To that end, Steinbrenner said the Yankees will "possibly (bring in) an outside company to really take a look at the analytics side of what we do." He pledged a deep dive into everything -- analytics, player development, etc. -- and it is needed, though it's unclear a) if this will actually happen, and b) whether the Yankees will follow any recommendations or are doing this for show.

Steinbrenner is culpable too. He runs a high payroll, no doubt, though it's almost certainly not as high as the team's resources could support. If Cashman remains, it is for one reason: Steinbrenner believes he's doing a good job and is satisfied with the current state of affairs. It really is that simple. Cashman is paid and paid well to wear the criticism, but it is not all on him and him alone.

The thing is, as poorly as this season has gone by Yankees standards, you needn't try hard to see them making the postseason in 2024. They need help this offseason -- a starter and a lefty bat are a must -- but they have stars (Cole and Judge), a few solid supporting players (Anthony Rizzo, Gleyber Torres, etc.), and now some youth (though Jasson Domínguez's injury really hurts).

That is a short-sighted look at things, however. In the big picture, there are real issues here. Cole and Judge are on the wrong side of 30 and only have so many prime years remaining, there are bad contracts on the books, and the Yankees have struggled to finish off the development of young players at the MLB level. A lot of players arrive in the Bronx and just stagnate.

This "disaster" of a season -- Cashman's word -- has been in the making for a few years now. Sometimes moves don't work out the way you hope, that's just baseball, but this season is a culmination of poor decisions at both the front office and ownership level (why was payroll cut in 2018 and 2021, exactly?) and a lack of proactivity. There's a thin line between patience and complacency.

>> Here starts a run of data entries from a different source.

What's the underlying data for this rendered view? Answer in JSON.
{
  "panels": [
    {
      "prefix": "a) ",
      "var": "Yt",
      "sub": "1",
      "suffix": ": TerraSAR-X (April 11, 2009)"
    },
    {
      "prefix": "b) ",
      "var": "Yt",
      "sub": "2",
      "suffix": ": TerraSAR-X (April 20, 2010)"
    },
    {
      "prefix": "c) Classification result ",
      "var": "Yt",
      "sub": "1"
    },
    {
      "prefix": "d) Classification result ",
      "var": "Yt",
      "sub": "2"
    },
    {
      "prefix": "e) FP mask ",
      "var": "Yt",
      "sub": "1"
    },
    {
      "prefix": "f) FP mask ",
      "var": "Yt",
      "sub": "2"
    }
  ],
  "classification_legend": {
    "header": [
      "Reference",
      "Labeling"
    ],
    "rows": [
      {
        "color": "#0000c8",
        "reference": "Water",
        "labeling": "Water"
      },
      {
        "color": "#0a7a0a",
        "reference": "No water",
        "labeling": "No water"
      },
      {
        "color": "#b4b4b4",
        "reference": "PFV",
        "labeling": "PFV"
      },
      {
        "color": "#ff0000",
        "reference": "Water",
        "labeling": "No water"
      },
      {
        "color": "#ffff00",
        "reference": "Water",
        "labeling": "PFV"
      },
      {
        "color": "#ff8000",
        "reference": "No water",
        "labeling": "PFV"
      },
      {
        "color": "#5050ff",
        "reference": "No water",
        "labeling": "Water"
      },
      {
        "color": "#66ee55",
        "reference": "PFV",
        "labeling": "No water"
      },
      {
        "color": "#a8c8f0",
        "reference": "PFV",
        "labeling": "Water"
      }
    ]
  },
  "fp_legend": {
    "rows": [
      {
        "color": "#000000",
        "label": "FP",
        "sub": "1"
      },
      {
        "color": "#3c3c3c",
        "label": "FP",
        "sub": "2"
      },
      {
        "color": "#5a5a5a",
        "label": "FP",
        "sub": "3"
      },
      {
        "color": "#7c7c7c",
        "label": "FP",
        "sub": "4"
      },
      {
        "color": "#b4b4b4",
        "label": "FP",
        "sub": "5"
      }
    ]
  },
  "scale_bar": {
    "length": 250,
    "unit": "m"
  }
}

Barring a sudden change of heart, it seems Steinbrenner will give Cashman the chance to clean up their mess next season, though the damage has been done. The Yankees are not at the level of the Los Angeles Dodgers, the sport's flagship big-market operation, never mind other contenders and recent champions like the Atlanta Braves and Houston Astros. Red flags abound with New York's process and decision-making.

Two years ago, Boone said the "league has closed the gap on us" after the Wild Card Game loss and it was delusional. Even then, the gap was only growing wider, and the Yankees were on the wrong side of it. The way they have operated the last few years does not work. The proof is on the field. Change won't guarantee success, but the status quo has only resulted in increasing failure. The Yankees are broken, and it won't be an easy fix.